O cardápio variava todos os dias e se repetia semanalmente. A quantidade dos ingredientes, inclusive, mudava conforme o dia da semana. A pasta di buona qualita (macarrão de boa qualidade), por exemplo, era servida em maiores quantidades durante às sextas e domingos, no caso do cardápio setentrional. Os meridionais eram servidos desse mesmo macarrão durante as segundas-feiras. E o vinho italiano? Bom, esse era oferecido em igual quantidade durantes todos dias. Certa também era presença do macarrão. Em ambos os cardápios havia a opção diária pela tradicional massa.
O Núcleo de Pesquisa do Museu da Imigração chegou a essas informações em razão da mencionada imigrante Ester Tiengo. Ela embarcou em Gênova acompanhada dos filhos no dia 28 de abril de 1923. Chegou à Hospedaria de Imigrantes do Brás em 20 de maio de 1923 e teve como destino a fazenda Limeira, em São Manuel, interior de São Paulo. Gastou com as passagens do navio 7.600 liras italianas e resolveu solicitar ao Secretário da Agricultura, Comércio e Obras Públicas, Dr. Heitor Penteado, a restituição do valor gasto com as passagens. Nesse processo foram inclusas as passagens dela e dos filhos, em que constavam o cardápio do navio, os requerimentos formais e passaportes. Estes últimos podem ter sido perdidos pois não se encontram em meio à documentação do Museu.

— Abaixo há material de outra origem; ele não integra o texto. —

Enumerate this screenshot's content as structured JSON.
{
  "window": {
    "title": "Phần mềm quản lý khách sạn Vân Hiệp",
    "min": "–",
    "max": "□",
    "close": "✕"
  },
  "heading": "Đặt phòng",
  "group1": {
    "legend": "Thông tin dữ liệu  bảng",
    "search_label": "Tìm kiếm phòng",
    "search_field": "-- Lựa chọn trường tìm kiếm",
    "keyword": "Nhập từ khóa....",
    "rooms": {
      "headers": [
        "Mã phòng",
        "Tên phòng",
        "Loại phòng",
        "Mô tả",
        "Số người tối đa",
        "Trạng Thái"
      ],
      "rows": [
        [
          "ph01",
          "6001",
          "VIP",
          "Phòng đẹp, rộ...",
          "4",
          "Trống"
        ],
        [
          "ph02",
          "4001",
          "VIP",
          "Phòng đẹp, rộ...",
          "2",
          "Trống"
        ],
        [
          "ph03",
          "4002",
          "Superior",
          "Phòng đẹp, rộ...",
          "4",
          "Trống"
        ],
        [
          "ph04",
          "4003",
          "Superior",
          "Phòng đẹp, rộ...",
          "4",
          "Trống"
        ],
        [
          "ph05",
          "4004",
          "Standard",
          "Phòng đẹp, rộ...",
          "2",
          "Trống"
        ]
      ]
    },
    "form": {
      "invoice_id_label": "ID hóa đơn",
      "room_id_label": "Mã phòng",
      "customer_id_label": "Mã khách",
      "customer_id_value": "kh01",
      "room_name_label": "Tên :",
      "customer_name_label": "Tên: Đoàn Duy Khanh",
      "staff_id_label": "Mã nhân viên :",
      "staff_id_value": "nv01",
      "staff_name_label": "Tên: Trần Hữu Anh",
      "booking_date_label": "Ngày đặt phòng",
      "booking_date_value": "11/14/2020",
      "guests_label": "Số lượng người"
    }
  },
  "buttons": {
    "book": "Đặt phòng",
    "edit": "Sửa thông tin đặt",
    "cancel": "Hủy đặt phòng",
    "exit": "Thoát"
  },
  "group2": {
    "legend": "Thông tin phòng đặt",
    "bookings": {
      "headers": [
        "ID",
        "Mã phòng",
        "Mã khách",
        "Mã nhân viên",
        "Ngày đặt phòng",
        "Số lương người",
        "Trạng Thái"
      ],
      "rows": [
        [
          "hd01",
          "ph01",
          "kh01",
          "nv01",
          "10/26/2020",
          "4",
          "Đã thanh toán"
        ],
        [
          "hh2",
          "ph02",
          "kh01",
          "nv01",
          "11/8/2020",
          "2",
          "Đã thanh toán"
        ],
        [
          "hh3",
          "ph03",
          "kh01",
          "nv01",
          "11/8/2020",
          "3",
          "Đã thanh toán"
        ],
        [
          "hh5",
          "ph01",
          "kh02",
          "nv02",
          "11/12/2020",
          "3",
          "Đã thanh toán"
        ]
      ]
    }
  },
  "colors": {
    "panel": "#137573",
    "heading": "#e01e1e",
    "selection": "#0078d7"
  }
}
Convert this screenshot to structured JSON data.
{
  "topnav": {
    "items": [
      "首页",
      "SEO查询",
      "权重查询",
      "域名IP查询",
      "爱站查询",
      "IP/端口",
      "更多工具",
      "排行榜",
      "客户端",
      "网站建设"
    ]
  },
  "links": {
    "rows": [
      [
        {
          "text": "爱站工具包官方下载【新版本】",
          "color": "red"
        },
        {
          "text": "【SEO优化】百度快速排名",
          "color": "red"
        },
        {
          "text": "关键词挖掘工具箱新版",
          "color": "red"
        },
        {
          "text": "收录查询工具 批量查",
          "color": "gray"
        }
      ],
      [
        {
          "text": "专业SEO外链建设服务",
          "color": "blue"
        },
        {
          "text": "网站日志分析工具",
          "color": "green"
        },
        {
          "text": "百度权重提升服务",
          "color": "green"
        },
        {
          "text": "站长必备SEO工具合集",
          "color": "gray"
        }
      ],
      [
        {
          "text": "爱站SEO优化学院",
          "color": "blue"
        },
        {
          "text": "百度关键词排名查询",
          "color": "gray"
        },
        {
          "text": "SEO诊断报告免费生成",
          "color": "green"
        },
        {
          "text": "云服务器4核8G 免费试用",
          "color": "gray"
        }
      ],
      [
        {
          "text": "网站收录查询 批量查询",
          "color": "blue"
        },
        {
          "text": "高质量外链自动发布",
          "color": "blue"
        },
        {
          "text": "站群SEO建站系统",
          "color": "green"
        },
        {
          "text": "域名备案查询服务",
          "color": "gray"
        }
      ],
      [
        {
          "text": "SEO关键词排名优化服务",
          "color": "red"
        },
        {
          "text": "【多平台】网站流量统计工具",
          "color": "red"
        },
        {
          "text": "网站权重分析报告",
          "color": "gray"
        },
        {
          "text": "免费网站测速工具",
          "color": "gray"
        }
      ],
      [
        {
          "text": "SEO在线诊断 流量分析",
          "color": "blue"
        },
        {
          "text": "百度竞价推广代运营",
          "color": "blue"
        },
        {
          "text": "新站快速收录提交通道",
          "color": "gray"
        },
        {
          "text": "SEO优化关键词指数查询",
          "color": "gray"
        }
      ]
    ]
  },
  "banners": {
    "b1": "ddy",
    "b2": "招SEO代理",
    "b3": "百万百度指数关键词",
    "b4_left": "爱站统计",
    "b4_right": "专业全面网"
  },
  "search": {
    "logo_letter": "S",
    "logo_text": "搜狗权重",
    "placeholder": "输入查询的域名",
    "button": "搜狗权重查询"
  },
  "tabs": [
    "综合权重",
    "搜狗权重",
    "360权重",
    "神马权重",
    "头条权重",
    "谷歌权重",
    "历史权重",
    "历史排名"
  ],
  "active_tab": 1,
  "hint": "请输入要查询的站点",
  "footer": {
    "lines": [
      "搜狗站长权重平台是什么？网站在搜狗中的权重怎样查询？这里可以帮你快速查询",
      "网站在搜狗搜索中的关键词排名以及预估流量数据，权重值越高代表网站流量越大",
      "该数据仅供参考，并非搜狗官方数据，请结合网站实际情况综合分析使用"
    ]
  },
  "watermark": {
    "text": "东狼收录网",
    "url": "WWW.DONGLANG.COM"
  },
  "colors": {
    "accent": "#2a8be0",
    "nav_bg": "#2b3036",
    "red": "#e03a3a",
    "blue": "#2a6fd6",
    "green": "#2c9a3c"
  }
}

O Museu da Imigração possui vários desses requerimentos digitalizados e disponíveis na seção “Acervo Digital” do site do museu, chamados “Requerimentos SACOP”. São precisamente 1485 processos digitalizados, muitos com fotos, cópias de passaportes, passagens originais e documentos assinados por autoridades do Estado. A maioria desses documentos, que vão de 1906 a 1934, possui o mesmo teor da requisição da Ester, ou seja, restituição do dinheiro gasto com passagens. As nacionalidades presentes nessa documentação são ao menos dezoito; há principalmente italianos e portugueses, mas também brasileiros, alemães, suíços, húngaros, belgas um boliviano, um armênio etc.
Muitos desses imigrantes passaram pela Hospedaria, como Ester e seus filhos, e sem dúvida é essa documentação, presente no site do museu, que apresenta mais detalhes com relação à origem, viagem e destino de tais pessoas. Tal documentação é, desse modo, fonte indispensável para compreender uma fase da imigração para o Brasil, além de auxiliar em certos casos nas buscas por informações mais precisas sobre os antepassados.